A recent study published in Annals of Internal Medicine looked at lifestyle intervention and diabetes with some surprising results. This study was a meta-analysis, which means researchers reviewed all prior studies that looked at lifestyle intervention from databases from 1980-2013. They included studies that looked at interventions dealing with diet, exercise and at least one other component such as smoking cessation or counseling.
Researchers broke the studies down into 2 groups of randomized patients those with pre-diabetes, (people at high risk for developing diabetes) and those with established diabetes. They then looked at how these lifestyle interventions affected these 2 groups.
What they found is that for those at high risk for developing diabetes (pre-diabetics) lifestyle changes did in fact prevent progression and the development of diabetes for up to 10 years post intervention.
However for those patients who already had established diabetes there was no sufficient statistical data to say it improved outcome of the disease. Meaning it did not lower mortality nor did it decrease the risk of complications such as heart disease, stroke, kidney or eye disease. These are the end organ damage that diabetes causes usually secondary to the blood vessel injury it causes over time.
It does bring up an interesting dilemma when the CDC sites the majority of all chronic illnesses, such as diabetes are related to lifestyle. However, as I told my diabetic brother don’t swap the gym membership for the remote just yet!
First, all the prior studies researchers reviewed look at lifestyle intervention for only 6 months which if you don’t have a disease yet but are at high risk for it can make significant difference. However, if you already have an established disease such diabetes, which is a chronic illness that takes years in the making, 6 months is probably not enough of a time frame to see significant change or reversal of damage. Therefore don’t throw out the baby with the bathwater; I think we definitely need to do more long-term research to look at this specific question of diabetes and lifestyle intervention.
And certainly NO ONE can argue that having a healthy lifestyle is harmful in anyway!
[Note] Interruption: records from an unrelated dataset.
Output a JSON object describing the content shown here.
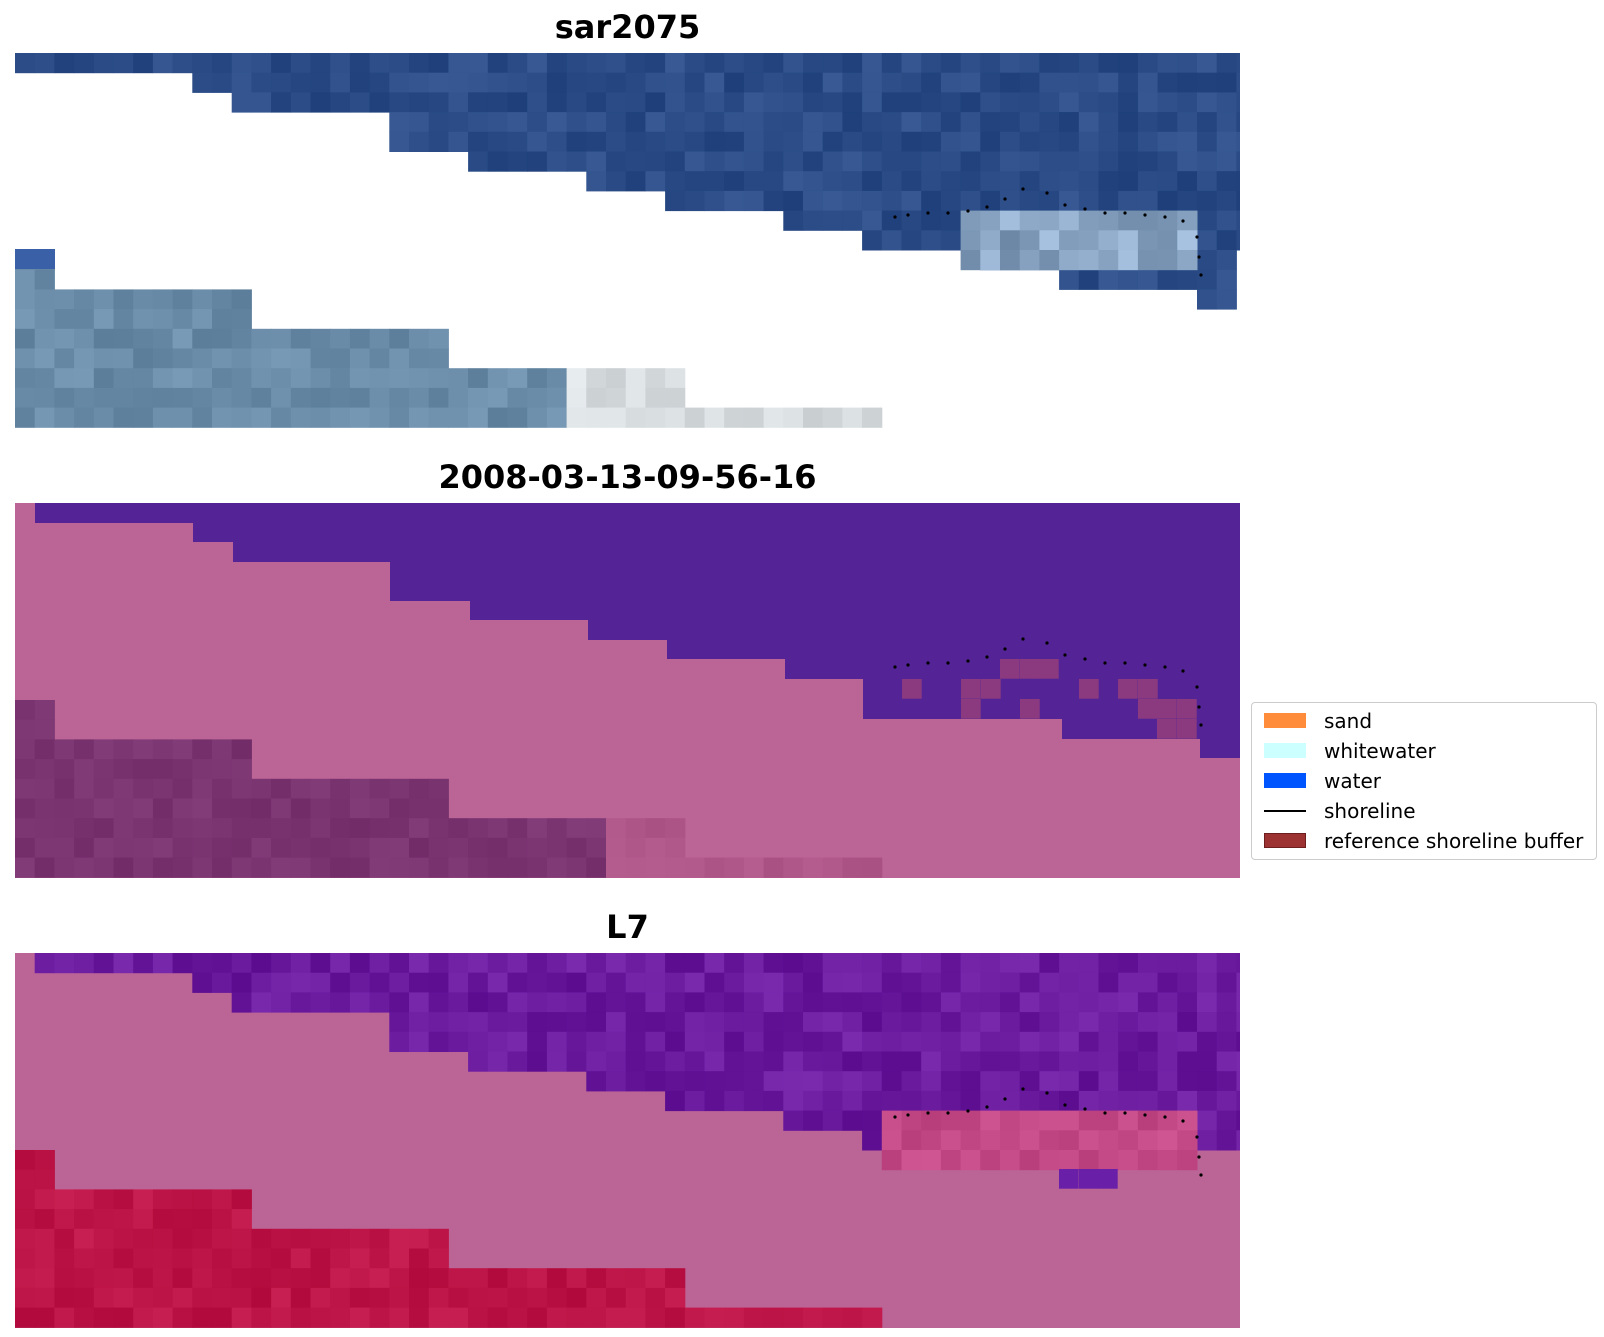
{
  "chart_data": [
    {
      "type": "heatmap",
      "title": "sar2075",
      "grid": false,
      "overlay": "shoreline (dotted)"
    },
    {
      "type": "heatmap",
      "title": "2008-03-13-09-56-16",
      "grid": false,
      "overlay": "shoreline (dotted)"
    },
    {
      "type": "heatmap",
      "title": "L7",
      "grid": false,
      "overlay": "shoreline (dotted)"
    }
  ],
  "legend": {
    "placement": "right",
    "items": [
      {
        "label": "sand",
        "color": "#ff8c3a",
        "kind": "patch"
      },
      {
        "label": "whitewater",
        "color": "#ccffff",
        "kind": "patch"
      },
      {
        "label": "water",
        "color": "#0055ff",
        "kind": "patch"
      },
      {
        "label": "shoreline",
        "color": "#000000",
        "kind": "line"
      },
      {
        "label": "reference shoreline buffer",
        "color": "#9c3232",
        "kind": "patch"
      }
    ]
  },
  "colors": {
    "sar_water": "#2b4c86",
    "sar_shallow": "#6a8ca8",
    "sar_white": "#d8dde0",
    "classified_sea": "#542496",
    "classified_land": "#bb6496",
    "classified_buffer": "#7a3470",
    "l7_sea": "#6a1b9e",
    "l7_land": "#bb6496",
    "l7_red": "#bc1446"
  }
}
Healthy living and healthy lifestyle choices can protect you against other diseases such as cancer or heart disease in and of itself. It can help boost your immune system and protect you against infectious diseases. It can keep you active and feeling better as well as living independently longer. It can help keep you from spending your golden years running from one doctor to another. I am not saying your genes don’t play a role and that you should don’t blame yourself if you do get ill. However just because this study right now does not have the absolute data to prove a health lifestyle can help your diabetes, let’s use something even more rare in medicine…a little common sense!